The Coast Guard air and sea fleet is in a state of distress right now, with a half dozen ships showing hull cracks after a modernization program failed, leaving the ships and cutters unsafe and unusable. New helicopters are be­hind schedule and over budget, and the new GAO report warns that the Coast Guard may not be equipped to handle the task of guarding five existing LNG terminals, 15 LNG terminals in the permitting process, and another 25 or so proposed.
Thompson said he realized Coast Guard officials are attempting to fix the problems, “but I want to know if this course correction will occur before the additional LNG facilities come on line.”
Thompson said he was puzzled by the Coast Guard’s inability to say right now if it has enough staff. “Very rarely do I find a (Con­gressional) committee offering to help, and the offer is declined,” he said.
Some California decision-makers in behind-the-scenes meetings  with anti-LNG activists have reportedly raised the possibility of an LNG tanker being hijacked “and rammed into Santa Monica.”  
At last Wednesday’s hearing, an official with the Federal Energy Regulatory Commission downplayed the dangers of a terrorist attack, saying the worst-case scenario imaginable is a “pool fire” of spilled LNG that would burn for a half hour. “If you read the popular press, it (the danger) is overblown,” said J. Mark Robin­son, FERC’s director of energy projects.
“What they are talking about is second degree burns on exposed skin one mile away if you hold your arm out for a minute,” he told the committee. “If you just move away within 20-to-30 seconds, you won’t have a burn.”
In a 2005 report, the institute said the hijacking and destruction of an LNG tanker was unimaginable in a pre-9/11 world. “The attack on the U.S.S. Cole (in 2002) by al-Qaeda operatives in the harbor in Aden, Yemen changed all that.”

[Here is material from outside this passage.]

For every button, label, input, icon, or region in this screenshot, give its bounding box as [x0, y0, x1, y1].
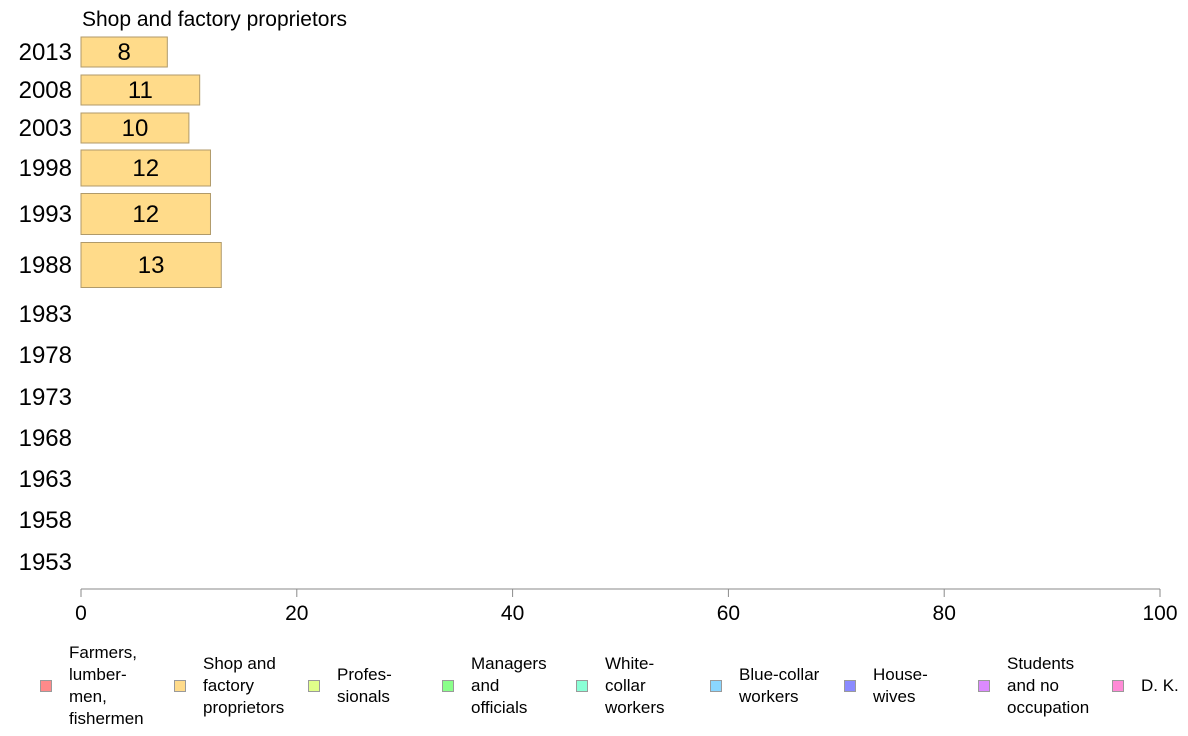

Using a small inflatable boat loaded with explosives, the attackers were able to blow a 40x60-foot hole in the side of the armored ship, inflicting heavy damage both above and largely be­low the waterline.
“Seventeen Navy personnel were killed and 36 injured in the attack,” the report continued. “Shortly thereafter, a small boat laden with explosives at­tacked the French tanker Lim­burg at Ash Shihr, Yemen.”
In that attack, both the inner and outer hulls of the double-hulled ship were penetrated, and damage extended, according to the captain, seven or eight meters into the cargo hold, which was filled with crude oil.